Commenting on the Arab refugee situation, he said the “only practical solution is the re settlement of most in Arab territory. Yet the President’s letter of May 11 does not refer to resettlement but speaks only of repatriation and/or compensation.” He questioned whether the shipment of rockets by the U.S. to Nasser served the cause of Near Eastern peace.
Senator Hugh Scott, Pennsylvania Republican, stated it was “disturbing” to read President Kennedy’s letters to Arab rulers on repatriation and compensation of Arab refugees. He said “resettlement” was not even mentioned. He asked “Does this omission represent a change of view or repudiation of former policy?”
Senator Jacob K. Javits, New York Republican, called on Congress to restore to the Foreign Aid Bill a policy statement against Arab bias affecting American citizens. He said Congress should not abandon an anti-bias measure in the pending legislation because “in the present Near East situation, omission of clear language could easily be misunderstood and taken as encouragement to intensify discrimination against American citizens.”

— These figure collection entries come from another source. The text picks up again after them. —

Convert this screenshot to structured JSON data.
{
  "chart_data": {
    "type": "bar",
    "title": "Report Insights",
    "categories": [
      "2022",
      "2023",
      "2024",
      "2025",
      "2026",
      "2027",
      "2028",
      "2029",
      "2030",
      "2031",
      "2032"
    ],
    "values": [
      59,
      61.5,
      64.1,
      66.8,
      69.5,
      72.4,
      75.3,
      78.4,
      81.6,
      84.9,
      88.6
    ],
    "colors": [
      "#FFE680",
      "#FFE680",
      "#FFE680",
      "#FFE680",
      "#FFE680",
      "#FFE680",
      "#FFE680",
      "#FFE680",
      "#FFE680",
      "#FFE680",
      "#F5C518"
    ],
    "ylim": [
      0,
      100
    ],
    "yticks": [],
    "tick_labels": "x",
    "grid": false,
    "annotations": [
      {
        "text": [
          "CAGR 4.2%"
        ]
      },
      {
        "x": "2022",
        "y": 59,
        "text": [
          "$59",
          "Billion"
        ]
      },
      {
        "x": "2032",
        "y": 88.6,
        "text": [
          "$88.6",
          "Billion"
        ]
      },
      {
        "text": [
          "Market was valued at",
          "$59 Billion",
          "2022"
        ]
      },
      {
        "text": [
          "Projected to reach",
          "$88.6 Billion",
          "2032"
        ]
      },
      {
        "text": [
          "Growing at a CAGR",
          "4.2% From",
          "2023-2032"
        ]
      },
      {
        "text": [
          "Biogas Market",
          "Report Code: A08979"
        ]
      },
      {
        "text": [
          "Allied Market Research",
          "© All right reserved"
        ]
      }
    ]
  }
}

Senator Javits criticized President Kennedy’s omission of reference to “resettlement” of Arab refugees in the President’s letter to Arab leaders. He said the omission was “difficult to understand.” He pointed out that “such an omission invites speculation” about a softening of U.S. policy. He urged the U.S. to work for resettlement of Arab refugees in Arab lands where there is room and need for them, compensation for property abandoned in Israel, and an end to boycotts, discrimination and other obstacles to the free flow of trade and regional development.
In the House, Rep. Victor Anfuso, New York Democrat, today warned against arguments being advanced by Washington officials “in high places, who believe that by appeasing Nasser the United States will be able to thwart further Soviet penetration in the Middle East and Africa.” He termed such notions “fallacious” and said Washington “must take into account the simple fact that the United Arab Republic is governed by an unscrupulous regime, which has sought to play East against West.”